Hosseinian (2009) only proposed robust estimators for the Poisson and logistic regression cases and provided no general form for all GLMs. Further, the proposed estimating equations in Hosseinian (2009) are not asymptotically unbiased implying an inconsistent estimator. Our proposal does not have this theoretical flaw and, in addition, is completely general. Accordingly, further comparison with the Hosseinian (2009) work does not appear to be useful.

On the contrary, the goal of the Cantoni and Ronchetti (2001) work was not to just introduce a new robust estimator for GLM; rather it aims to develop a comprehensive robust analysis (estimation, testing and model selection through the analysis of deviance) that would complement the classical analysis. Their estimators (and those proposed in the current paper) have unbiased estimating equations at the model; hence it is easy to establish the theoretical consistency results of these estimators unlike the case of Hosseinian (2009).

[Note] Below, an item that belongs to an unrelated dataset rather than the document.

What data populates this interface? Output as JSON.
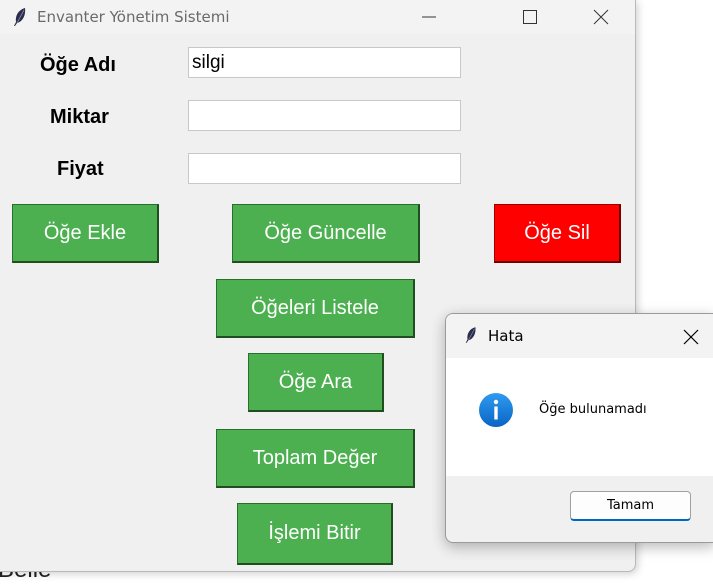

On the robustness issue, the estimators proposed in Cantoni and Ronchetti (2001) have bounded-influence functions which is also the case with our proposed MDPDEs. Our estimators appear to have competitive or better robustness properties compared to Cantoni and Ronchetti (2001). For illustration, let us consider the Epilepsy Data example modeled by Poisson regression. The analysis based on the proposed MDPDE has been presented in Table 3, which shows that the MDPDE with \(\alpha \in [0.3, 0.7]\) can successfully ignore the outliers in the data and generate robust insights. In this example, the effect of the outliers is actually on the significance of coefficients of the variables “Age” and “Trt \(\times \) Base”. Our analysis shows that while the “Age” variable is significant for \(\alpha =0\), this false significance is quickly turned around by moderate values of \(\alpha \). Similarly the true significance of the coefficient of “Trt \(\times \) Base” is masked at \(\alpha = 0\), but clearly observed at larger values of \(\alpha \). The MDPDE for the coefficient of “Age” for \(\alpha \in [0.3, 0.7]\) vary from 0.04 to 0.02 with p values of the order of 0.3, and those for “Trt \(\times \) Base” ranges from 0.016 to 0.013 with p values less than \(10^{-4}\). The coefficients of “Age” and “Trt \(\times \) Base” obtained by the techniques of Cantoni and Ronchetti (2001) are 0.16 and 0.012 with p value of 0.0008 and 0.02, respectively (Hosseinian 2009, Table 12, p. 125). Therefore, the proposed MDPDEs with moderate \(\alpha \) seem to produce more robust/competitive estimators compared to the Cantoni and Ronchetti (2001) estimators. Similar results can be observed for the other real data examples.

We hope to conduct an extensive simulation study in the future to get a more comprehensive idea about the comparisons of the proposed estimators with all the estimators mentioned in the Sect. 1 over the twin goals of efficiency and robustness.

7 Conclusions

In this paper, we have proposed a new general methodology for robust estimation in case of generalized linear models and considered two prominent special cases—Poisson regression and logistic regression. We have established the robustness properties of the proposed method in terms of the influence function analysis and applied it to several real data sets having different types of outliers. Our method appears to perform competitively in comparison with existing techniques in terms of its robustness properties and capability of generalization to all GLMs. Our method is also a bona fide optimization procedure; selecting the correct solution is, therefore, easier than the estimating equation-based competitors. On the whole, we expect that the proposed estimators will help the researchers in several application domains to estimate the model parameters in any generalized linear model efficiently and robustly.